King makes an interesting point and a lot of people seem to agree. "If you're going to be making trades this year, you're going to have to be making trades before the draft, or before the pick,'' Peterson said. That's because the NFL mandates each team inform the league with the exact trade terms before a draft-day deal can be official. With the new time limits, a first-round deal would have to be agreed upon by the six- or seven-minute mark of a team's draft period and a second-round deal by the three- or four-minute mark. That would give each team, theoretically, the time to phone draft central, tell the league the correct terms, and then have the team with the pick hand the card into the league. "[Coach] Herm [Edwards] and [Personnel VP] Billy Kuharich and I will go through all the what-ifs in the days before the draft," says Peterson, "and now we'll have to include trade talks the week before the draft. We have usually done our trading during the draft. It'll just shorten things up, and it'll facilitate teams calling you earlier.'' The Jets have been laying the groundwork for draft-day trades in the four or five days before the draft for several years. Said Jets GM Mike Tannenbaum: "The new timing puts a major emphasis on being prepared, not just on draft day but in the days before. Most of your groundwork is going to have to be laid 48, 72 hours before the draft.'' "I don't think we'll find there'll be much difference in how the draft runs,'' said new St. Louis GM Billy Devaney. "If you want to trade down, you're going to start the process sooner. But let's be honest: We all know who our pick is likely to be anyway as the draft progresses. It's a good move by the league.'' http://sportsillustrated.cnn.com/2008/writers/peter_king/04/14/draft/1.html
It will be harder, but not impossible to do draft day trades. Things must go much quicker, but as someone who plans on sitting his ass down in front of the TV all day, I'll appreciate that faster picks.

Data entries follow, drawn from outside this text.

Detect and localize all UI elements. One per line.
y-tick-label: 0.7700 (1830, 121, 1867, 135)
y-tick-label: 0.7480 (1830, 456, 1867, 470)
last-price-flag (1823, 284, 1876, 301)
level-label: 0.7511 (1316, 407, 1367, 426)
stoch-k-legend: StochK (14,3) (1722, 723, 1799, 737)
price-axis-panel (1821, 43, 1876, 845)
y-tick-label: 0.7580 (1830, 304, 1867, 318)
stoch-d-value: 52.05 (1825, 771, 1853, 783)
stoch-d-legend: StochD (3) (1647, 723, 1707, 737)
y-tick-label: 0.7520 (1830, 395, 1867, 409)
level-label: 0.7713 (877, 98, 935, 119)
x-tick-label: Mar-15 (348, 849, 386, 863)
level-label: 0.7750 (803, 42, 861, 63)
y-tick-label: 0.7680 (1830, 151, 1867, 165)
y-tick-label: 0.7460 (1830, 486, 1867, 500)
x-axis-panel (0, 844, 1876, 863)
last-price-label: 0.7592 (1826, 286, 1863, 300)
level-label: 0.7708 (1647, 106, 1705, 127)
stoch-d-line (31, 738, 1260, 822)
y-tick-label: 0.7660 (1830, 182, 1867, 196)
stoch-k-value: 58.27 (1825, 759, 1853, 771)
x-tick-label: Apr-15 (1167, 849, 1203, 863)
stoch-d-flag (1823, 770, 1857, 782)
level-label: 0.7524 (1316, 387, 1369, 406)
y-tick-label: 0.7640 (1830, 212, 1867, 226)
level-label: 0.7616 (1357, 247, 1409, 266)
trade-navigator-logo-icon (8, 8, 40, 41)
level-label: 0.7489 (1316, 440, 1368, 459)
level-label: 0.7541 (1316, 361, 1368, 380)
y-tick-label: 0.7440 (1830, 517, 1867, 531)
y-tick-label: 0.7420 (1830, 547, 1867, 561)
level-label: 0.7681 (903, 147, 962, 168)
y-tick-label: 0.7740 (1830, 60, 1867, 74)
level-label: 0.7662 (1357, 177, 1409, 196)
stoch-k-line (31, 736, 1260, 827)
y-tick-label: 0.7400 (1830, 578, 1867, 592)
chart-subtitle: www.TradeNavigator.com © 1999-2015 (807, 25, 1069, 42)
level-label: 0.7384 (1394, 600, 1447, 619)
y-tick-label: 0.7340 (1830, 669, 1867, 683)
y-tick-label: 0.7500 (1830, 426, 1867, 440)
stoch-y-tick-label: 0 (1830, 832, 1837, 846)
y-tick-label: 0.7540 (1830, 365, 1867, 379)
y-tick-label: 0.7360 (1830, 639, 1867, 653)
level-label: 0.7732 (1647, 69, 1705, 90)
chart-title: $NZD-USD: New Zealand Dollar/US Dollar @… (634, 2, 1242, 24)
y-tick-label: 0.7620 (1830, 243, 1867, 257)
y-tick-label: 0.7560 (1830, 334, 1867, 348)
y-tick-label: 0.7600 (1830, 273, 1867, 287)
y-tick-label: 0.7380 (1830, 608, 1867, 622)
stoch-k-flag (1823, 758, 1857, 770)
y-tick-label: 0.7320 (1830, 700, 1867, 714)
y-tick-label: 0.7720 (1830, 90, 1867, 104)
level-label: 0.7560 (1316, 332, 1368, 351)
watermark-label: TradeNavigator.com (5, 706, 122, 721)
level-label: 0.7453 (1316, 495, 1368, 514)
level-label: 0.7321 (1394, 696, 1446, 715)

Amen brother, a lot of the times teams will just use all of their time regardless... If teams want to make a trade, I'm sure it's within their skill set to get it done within the shorter time period
i can see evey pick going down to the 2 or even 1 minute mark, since most teams waited 8-11 minutes until they made a pick. All this will do is make the war rooms pick up the phones faster. No one sits and sips coffee anymore, they get the deals done. It will add efficiency to the draft. Now only if they set fixed contracts for draft picks, the day would be complete.
We might see that day come faster than we think. Polian makes a good argument why these high Draft picks could become counterproductive to struggling teams when they become busts. When that day comes, and the new re-vamped Draft Value Chart on the horizon I think will make Drafts far more enjoyable and successful for teams, players and FO's.